The sudden announcement of Golden Gate Fields’ impending closure could set off the most dramatic showdown yet between developers and open space advocates who have long coveted the 140-acre waterfront site that straddles the Berkeley-Albany border.
With sweeping views of San Francisco, the Golden Gate and Mt. Tamalpais, the property has alternatively been envisioned as a park that would restore a large piece of the East Bay shoreline or the site of a bustling center of homes and offices that would boost tax revenue for the two cities.
The former Bay Meadows race track in San Mateo, which closed in 2008, offers one example of what could replace Golden Gate Fields’ grandstand, oval track, stables and expansive parking lots. More than 1,000 homes have sprung up on that site, part of a major redevelopment that also included corporate offices, restaurants, a school and parks built around a new Caltrain station.
But former Albany mayor Robert Cheasty contends inspiration for the future of Golden Gate Fields should come instead from the bayside parks that border it to the north and south.
“This presents a great opportunity to take the Golden Gate Fields property and incorporate it into the McLaughlin Eastshore State Park,” said Cheasty, a co-founder of the group Citizens for East Shore Parks. “It’s not a great site for a lot of development — it’s a great site for a park.”
Whether developers agree with Cheasty remains to be seen. It’s also not yet clear how the track’s owner, the Stronach Group, will handle the property or any potential sale once its final racing season wraps up. Asked by email about those plans, spokesman Stefan Friedman referred a reporter back to the company’s press release about the closure, which did not address that topic.
Still, tight zoning rules for the site give supporters of park space an early advantage.

As it stands now, a Bay Meadows-style redevelopment is off the table: Zoning codes in both Berkeley and Albany prohibit new housing on the property and allow for only a few types of commercial uses, such as restaurants. The city border runs just south of the racetrack, putting about 40 acres in Berkeley and 100 in Albany.
Loosening those limits wouldn’t be a simple process.
In Berkeley, Planning Director Jordan Klein said the city would likely need to update a master plan for the area that dates to 1986 before it could change zoning for the property. Berkeley is in the midst of a multi-year process to update its Waterfront Specific Plan, but Golden Gate Fields wasn’t included in the effort.

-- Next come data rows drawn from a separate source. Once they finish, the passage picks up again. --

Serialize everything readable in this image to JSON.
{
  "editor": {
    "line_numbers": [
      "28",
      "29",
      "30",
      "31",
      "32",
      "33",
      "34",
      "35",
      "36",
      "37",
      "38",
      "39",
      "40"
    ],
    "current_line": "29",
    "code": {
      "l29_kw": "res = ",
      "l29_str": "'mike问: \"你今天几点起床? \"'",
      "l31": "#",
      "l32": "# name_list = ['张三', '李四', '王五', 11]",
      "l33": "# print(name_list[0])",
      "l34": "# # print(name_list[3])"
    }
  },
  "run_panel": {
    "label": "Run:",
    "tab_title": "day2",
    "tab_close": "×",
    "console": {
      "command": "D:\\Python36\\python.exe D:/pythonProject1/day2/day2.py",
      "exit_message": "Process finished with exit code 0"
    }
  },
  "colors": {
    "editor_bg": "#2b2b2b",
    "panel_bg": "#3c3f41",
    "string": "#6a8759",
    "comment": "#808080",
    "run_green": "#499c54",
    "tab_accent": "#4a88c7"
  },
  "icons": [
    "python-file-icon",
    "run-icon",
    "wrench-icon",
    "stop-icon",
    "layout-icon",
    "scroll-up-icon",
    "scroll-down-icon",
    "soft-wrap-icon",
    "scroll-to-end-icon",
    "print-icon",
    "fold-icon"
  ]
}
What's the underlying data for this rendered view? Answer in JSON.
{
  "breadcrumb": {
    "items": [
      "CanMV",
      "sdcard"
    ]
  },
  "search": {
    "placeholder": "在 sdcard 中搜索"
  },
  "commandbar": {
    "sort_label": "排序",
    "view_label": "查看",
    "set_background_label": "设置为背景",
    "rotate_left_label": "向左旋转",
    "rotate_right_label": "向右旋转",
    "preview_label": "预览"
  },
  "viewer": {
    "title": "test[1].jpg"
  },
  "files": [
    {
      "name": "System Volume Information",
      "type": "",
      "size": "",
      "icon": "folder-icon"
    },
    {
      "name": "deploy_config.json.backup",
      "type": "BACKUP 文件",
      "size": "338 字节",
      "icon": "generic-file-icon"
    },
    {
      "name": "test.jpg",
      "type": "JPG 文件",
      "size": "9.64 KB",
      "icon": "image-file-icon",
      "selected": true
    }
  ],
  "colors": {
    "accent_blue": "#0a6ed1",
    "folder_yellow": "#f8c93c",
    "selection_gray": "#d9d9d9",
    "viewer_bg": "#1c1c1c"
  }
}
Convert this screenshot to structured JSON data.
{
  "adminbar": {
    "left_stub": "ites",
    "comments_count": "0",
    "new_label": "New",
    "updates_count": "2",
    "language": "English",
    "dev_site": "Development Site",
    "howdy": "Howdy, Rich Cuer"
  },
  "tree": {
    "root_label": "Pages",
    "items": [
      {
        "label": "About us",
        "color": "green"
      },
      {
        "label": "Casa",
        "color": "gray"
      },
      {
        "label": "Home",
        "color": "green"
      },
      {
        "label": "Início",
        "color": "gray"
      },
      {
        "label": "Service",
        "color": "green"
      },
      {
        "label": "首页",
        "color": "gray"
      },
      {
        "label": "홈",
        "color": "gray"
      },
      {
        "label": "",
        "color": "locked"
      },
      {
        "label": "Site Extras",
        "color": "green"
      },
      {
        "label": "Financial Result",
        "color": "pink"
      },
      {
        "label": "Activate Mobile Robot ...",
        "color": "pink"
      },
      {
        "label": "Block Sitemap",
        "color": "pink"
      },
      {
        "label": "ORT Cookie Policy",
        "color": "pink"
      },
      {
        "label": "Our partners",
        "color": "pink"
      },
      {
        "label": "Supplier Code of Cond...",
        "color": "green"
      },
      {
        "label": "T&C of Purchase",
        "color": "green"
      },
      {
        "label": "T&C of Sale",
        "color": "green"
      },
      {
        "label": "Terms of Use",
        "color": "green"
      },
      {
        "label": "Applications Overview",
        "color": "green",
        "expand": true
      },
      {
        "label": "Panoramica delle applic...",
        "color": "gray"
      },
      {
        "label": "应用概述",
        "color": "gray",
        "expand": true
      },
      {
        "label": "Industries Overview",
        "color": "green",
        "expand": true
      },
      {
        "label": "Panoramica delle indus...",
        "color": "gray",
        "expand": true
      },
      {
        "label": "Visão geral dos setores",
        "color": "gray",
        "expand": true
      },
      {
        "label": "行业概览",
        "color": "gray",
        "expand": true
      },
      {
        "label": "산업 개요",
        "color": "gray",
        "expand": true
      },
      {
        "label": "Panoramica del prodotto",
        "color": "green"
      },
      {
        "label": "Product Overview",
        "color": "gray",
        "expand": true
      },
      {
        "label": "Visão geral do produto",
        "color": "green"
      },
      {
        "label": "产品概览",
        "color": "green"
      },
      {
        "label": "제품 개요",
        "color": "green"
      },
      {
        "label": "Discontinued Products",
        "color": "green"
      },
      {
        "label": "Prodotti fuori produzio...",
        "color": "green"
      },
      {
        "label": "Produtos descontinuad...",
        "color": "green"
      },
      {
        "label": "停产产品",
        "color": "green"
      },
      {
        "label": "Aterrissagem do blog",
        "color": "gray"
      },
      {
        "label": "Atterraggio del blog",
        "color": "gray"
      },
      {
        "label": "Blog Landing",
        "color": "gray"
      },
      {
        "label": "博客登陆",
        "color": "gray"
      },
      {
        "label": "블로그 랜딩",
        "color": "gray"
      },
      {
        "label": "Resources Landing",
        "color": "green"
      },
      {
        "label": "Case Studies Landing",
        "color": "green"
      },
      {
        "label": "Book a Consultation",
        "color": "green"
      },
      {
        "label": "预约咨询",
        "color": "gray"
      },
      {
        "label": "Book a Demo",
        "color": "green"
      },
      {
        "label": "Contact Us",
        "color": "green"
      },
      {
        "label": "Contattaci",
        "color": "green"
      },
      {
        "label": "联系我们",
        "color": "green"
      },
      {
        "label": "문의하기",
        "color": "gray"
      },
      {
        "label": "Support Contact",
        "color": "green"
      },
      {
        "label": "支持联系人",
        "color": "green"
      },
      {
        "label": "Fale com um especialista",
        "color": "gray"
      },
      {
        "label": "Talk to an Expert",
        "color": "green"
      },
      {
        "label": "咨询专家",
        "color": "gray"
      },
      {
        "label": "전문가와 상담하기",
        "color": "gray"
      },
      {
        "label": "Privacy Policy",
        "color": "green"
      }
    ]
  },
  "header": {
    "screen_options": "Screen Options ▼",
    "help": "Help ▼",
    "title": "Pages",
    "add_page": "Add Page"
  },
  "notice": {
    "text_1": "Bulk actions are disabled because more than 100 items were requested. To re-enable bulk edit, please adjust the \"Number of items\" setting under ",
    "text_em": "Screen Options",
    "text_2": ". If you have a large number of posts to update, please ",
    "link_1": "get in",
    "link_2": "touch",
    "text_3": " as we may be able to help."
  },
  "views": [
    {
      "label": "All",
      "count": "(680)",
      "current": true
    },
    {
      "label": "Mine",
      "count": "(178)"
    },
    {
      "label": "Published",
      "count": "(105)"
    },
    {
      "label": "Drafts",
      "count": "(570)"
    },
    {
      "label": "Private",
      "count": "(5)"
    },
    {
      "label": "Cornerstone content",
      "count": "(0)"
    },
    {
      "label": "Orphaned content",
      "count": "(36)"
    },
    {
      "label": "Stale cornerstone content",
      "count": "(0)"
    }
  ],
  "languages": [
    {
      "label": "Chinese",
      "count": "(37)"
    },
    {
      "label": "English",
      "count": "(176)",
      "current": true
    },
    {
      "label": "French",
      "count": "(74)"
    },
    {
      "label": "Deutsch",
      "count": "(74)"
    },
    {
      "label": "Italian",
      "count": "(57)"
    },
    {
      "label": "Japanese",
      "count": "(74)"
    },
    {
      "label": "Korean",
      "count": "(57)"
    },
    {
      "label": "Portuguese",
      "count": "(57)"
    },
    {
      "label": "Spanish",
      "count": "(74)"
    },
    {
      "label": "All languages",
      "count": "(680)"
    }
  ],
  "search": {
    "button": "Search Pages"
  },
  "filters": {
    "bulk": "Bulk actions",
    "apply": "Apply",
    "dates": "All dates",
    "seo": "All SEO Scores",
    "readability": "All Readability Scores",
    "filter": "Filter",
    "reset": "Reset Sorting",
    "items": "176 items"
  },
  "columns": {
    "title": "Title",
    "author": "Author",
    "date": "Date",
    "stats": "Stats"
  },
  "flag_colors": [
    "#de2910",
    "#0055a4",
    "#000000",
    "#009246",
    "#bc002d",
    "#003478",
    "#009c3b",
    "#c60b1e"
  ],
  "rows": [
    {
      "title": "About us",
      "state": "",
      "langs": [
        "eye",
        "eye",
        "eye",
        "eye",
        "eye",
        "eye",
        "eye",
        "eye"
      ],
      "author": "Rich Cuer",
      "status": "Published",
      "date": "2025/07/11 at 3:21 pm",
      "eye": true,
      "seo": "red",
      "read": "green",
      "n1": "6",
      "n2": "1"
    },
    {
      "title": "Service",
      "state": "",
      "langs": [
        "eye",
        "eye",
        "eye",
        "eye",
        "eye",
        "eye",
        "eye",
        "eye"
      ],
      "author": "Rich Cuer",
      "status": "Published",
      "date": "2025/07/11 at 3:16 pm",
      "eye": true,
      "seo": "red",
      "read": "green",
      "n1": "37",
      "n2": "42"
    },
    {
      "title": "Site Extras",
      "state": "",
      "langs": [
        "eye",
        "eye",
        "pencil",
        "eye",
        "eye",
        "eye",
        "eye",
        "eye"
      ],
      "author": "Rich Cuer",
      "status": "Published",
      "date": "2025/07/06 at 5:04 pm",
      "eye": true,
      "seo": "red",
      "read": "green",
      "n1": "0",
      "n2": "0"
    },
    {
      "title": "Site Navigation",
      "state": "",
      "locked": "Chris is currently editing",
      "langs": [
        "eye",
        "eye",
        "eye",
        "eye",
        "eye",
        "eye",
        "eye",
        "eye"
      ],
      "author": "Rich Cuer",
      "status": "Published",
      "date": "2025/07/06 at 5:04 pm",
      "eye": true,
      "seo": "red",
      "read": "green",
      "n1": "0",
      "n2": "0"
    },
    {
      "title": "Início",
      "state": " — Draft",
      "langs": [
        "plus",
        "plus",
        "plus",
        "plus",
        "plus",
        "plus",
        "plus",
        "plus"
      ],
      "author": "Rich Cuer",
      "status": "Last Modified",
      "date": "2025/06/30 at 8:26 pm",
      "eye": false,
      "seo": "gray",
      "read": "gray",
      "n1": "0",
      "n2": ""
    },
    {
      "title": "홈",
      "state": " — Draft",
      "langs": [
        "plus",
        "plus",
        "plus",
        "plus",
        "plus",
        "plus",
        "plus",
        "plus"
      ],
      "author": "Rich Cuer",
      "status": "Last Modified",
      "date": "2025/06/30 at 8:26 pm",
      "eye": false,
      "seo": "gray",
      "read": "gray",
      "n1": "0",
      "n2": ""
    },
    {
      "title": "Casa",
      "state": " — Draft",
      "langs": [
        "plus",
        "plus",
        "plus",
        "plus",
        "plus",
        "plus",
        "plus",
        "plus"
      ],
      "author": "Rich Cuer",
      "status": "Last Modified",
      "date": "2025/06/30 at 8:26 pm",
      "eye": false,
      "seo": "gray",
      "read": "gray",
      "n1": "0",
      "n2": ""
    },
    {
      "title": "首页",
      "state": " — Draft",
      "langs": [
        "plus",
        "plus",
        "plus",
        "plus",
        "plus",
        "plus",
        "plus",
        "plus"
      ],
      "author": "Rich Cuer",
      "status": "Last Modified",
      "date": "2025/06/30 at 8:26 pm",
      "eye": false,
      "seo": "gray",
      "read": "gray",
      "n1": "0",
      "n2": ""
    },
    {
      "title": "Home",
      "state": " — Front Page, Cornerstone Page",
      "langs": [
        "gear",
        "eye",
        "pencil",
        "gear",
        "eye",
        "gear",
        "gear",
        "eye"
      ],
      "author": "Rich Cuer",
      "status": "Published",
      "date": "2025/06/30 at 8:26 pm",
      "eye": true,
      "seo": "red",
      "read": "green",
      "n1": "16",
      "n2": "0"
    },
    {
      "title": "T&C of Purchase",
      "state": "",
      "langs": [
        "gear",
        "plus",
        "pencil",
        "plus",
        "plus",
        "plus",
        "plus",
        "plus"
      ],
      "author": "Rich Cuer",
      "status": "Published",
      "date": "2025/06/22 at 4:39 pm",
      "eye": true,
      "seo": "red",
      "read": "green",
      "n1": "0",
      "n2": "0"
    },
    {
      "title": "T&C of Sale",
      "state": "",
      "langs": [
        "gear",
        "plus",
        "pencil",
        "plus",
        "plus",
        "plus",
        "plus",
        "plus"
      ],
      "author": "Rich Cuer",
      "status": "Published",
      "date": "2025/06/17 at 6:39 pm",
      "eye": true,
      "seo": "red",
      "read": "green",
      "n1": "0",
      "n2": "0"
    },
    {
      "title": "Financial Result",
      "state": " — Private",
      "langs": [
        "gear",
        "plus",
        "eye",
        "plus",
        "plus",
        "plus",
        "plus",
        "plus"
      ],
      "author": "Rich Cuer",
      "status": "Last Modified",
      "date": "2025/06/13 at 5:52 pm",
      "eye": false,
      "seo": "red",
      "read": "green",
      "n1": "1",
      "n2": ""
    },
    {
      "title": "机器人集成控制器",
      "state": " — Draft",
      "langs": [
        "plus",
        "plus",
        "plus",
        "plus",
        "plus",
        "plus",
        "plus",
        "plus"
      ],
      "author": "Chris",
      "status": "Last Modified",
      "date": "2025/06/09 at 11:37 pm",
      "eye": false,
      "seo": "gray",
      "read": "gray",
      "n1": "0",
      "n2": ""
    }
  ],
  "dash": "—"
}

The process would be even tougher in Albany, where a 1990 ballot measure championed by Cheasty and other development opponents requires approval from voters to make any changes to Golden Gate Fields’ zoning.
The prospect of development at the track, which represents a major source of tax revenue for Albany’s schools and local government, has long been one of the small city’s most contentious debates. While several would-be builders have put forward visions for projects at Golden Gate Fields as horse racing’s popularity waned over the decades, none of the projects made it far enough to test voters’ appetites.
Cheasty said he believes residents share his group’s opposition to redeveloping the site.

“We’ve had a pretty consistent run of support for having open space and parkland on the waterfront,” he said.
More than a decade ago, Albany undertook a lengthy public process meant to gauge residents’ desires for what could one day replace Golden Gate Fields. That outreach led to a report adopted by the City Council in 2010 that called for reserving three-quarters of the property as open space, while allowing limited commercial development — with no housing — on no more than 27 of its acres. A survey conducted as part of the process found two-thirds of respondents were opposed to new housing at the site.
Cheasty said he is optimistic that the restrictive zoning rules will help limit the property’s price, making it easier for park supporters to pull together funding from various sources to acquire and restore it.
While it’s unclear what the property might fetch on the open market, Alameda County assessed the two parcels and facilities that make up Golden Gate Fields at just over $68 million in total this year.
Berkeley Councilmember Rashi Kesarwani, whose district includes the property, said she is open to the idea of development on the city’s portion of the site, noting plans for a large new life sciences campus are in the works just across the Eastshore Freeway at the former home of Pacific Steel Castings.
“Given our city’s growing pension and infrastructure liabilities, I believe we do have an obligation to explore changes that can yield greater revenue for the city’s coffers — and do so in a way that is sensitive to” the property’s waterfront setting, Kesarwani said in an interview. But, she added, “I need to take more time to understand the nature of the site and have greater dialogue with stakeholders and members of our community.”
In a written statement, Berkeley Mayor Jesse Arreguín said Golden Gate Fields’ closure “presents exciting opportunities” for the site, though he said it was too soon to speculate about what could replace it.
Klein, the Berkeley planning director, said the city expects to work closely with Albany officials in the future to shape what happens next at Golden Gate Fields.
“We care about responsible planning that is good for the region, so I’m sure there will be joint efforts to engage with our neighbors around the future of that site,” Klein said, “but they haven’t started yet.”